Richard Herring seems to have written more Fringe shows than there have been actual Fringes ­ every year something different, and every year something worth seeing.

This festival sees his most traditional stand-up show yet. Herring has previously preferred heavily themed ideas, and even last year's foray into the more conversational genre was built around a contrivance ­ seeing just how far he could push the most inconsequential yoghurt-based material.

Menage A Un ­ so named because Herring considers stand-up the most masturbatory of all art forms ­ is punchier, more wide-ranging and more gag-driven than before.

That's clear from the very start, as he unleashes a brief but pacy stream of jokes, including solving the millennia-old riddle of the Sphynx within the first five minutes. Not many Fringe shows can make that boast.

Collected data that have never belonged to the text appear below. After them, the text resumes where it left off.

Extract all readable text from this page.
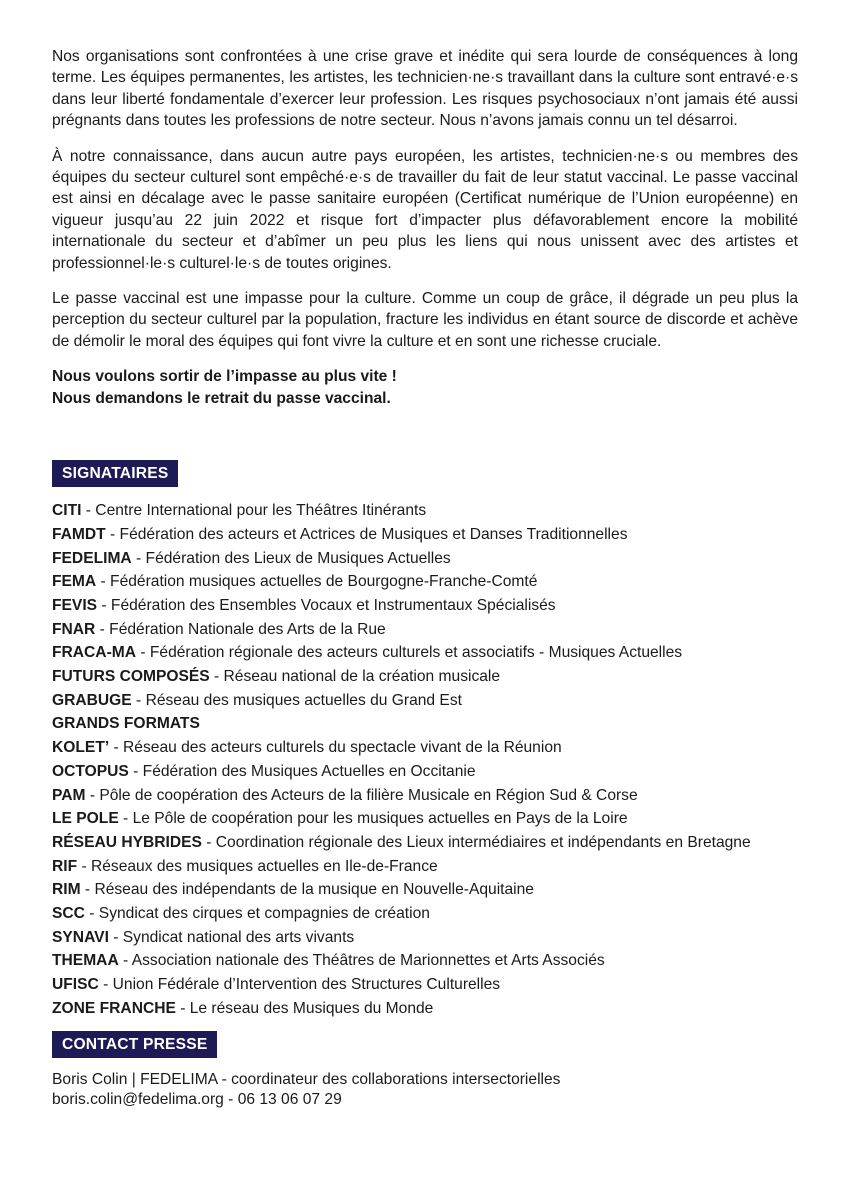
Nos organisations sont confrontées à une crise grave et inédite qui sera lourde de conséquences à long terme. Les équipes permanentes, les artistes, les technicien·ne·s travaillant dans la culture sont entravé·e·s dans leur liberté fondamentale d’exercer leur profession. Les risques psychosociaux n’ont jamais été aussi prégnants dans toutes les professions de notre secteur. Nous n’avons jamais connu un tel désarroi.

À notre connaissance, dans aucun autre pays européen, les artistes, technicien·ne·s ou membres des équipes du secteur culturel sont empêché·e·s de travailler du fait de leur statut vaccinal. Le passe vaccinal est ainsi en décalage avec le passe sanitaire européen (Certificat numérique de l’Union européenne) en vigueur jusqu’au 22 juin 2022 et risque fort d’impacter plus défavorablement encore la mobilité internationale du secteur et d’abîmer un peu plus les liens qui nous unissent avec des artistes et professionnel·le·s culturel·le·s de toutes origines.

Le passe vaccinal est une impasse pour la culture. Comme un coup de grâce, il dégrade un peu plus la perception du secteur culturel par la population, fracture les individus en étant source de discorde et achève de démolir le moral des équipes qui font vivre la culture et en sont une richesse cruciale.

Nous voulons sortir de l’impasse au plus vite !
Nous demandons le retrait du passe vaccinal.
SIGNATAIRES
CITI - Centre International pour les Théâtres Itinérants
FAMDT - Fédération des acteurs et Actrices de Musiques et Danses Traditionnelles
FEDELIMA - Fédération des Lieux de Musiques Actuelles
FEMA - Fédération musiques actuelles de Bourgogne-Franche-Comté
FEVIS - Fédération des Ensembles Vocaux et Instrumentaux Spécialisés
FNAR - Fédération Nationale des Arts de la Rue
FRACA-MA - Fédération régionale des acteurs culturels et associatifs - Musiques Actuelles
FUTURS COMPOSÉS - Réseau national de la création musicale
GRABUGE - Réseau des musiques actuelles du Grand Est
GRANDS FORMATS
KOLET’ - Réseau des acteurs culturels du spectacle vivant de la Réunion
OCTOPUS - Fédération des Musiques Actuelles en Occitanie
PAM - Pôle de coopération des Acteurs de la filière Musicale en Région Sud & Corse
LE POLE - Le Pôle de coopération pour les musiques actuelles en Pays de la Loire
RÉSEAU HYBRIDES - Coordination régionale des Lieux intermédiaires et indépendants en Bretagne
RIF - Réseaux des musiques actuelles en Ile-de-France
RIM - Réseau des indépendants de la musique en Nouvelle-Aquitaine
SCC - Syndicat des cirques et compagnies de création
SYNAVI - Syndicat national des arts vivants
THEMAA - Association nationale des Théâtres de Marionnettes et Arts Associés
UFISC - Union Fédérale d’Intervention des Structures Culturelles
ZONE FRANCHE - Le réseau des Musiques du Monde
CONTACT PRESSE
Boris Colin | FEDELIMA - coordinateur des collaborations intersectorielles
boris.colin@fedelima.org - 06 13 06 07 29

He talks a little about his success, or otherwise, with women and his ensuing loneliness; but his strongest suit is in applying unbending logic to such ridiculous extremes that anything, however ludicrous, can be proven: that Maxine Carr is less evil than Steve Martin, or that leaving a TV on standby is worse than paedophilia. Herring has some superior fun with the disapproval that reaches these conclusions, and his tongue-in-cheek insistence that he is right, skilfully playing with the audience reaction and expectations.

His policy of pushing and prodding at every subject until it yields some preposterous idea reaches its zenith as he mocks the French language. You'll never see an apple in quite the same way again. That logic is also applied inventively to his own material, to the conclusion that he might be 'like Bernard Manning, only much, much worse'.

In these, and another inspired segment about insulting playground gestures to insinuate someone is gay, he sets the bar very high; but it's a level not everything can live up to. Routines on stupid puns in business names or the Jean Paul de Menezes shooting are ordinary by comparison.

But at his best, Herring produces some of the most inventive, original and funny stand-up at the festival.

In the glossy, free programme, he ponders why he keeps coming back to Edinburgh year after year. One answer must surely be: 'because he's good at it'.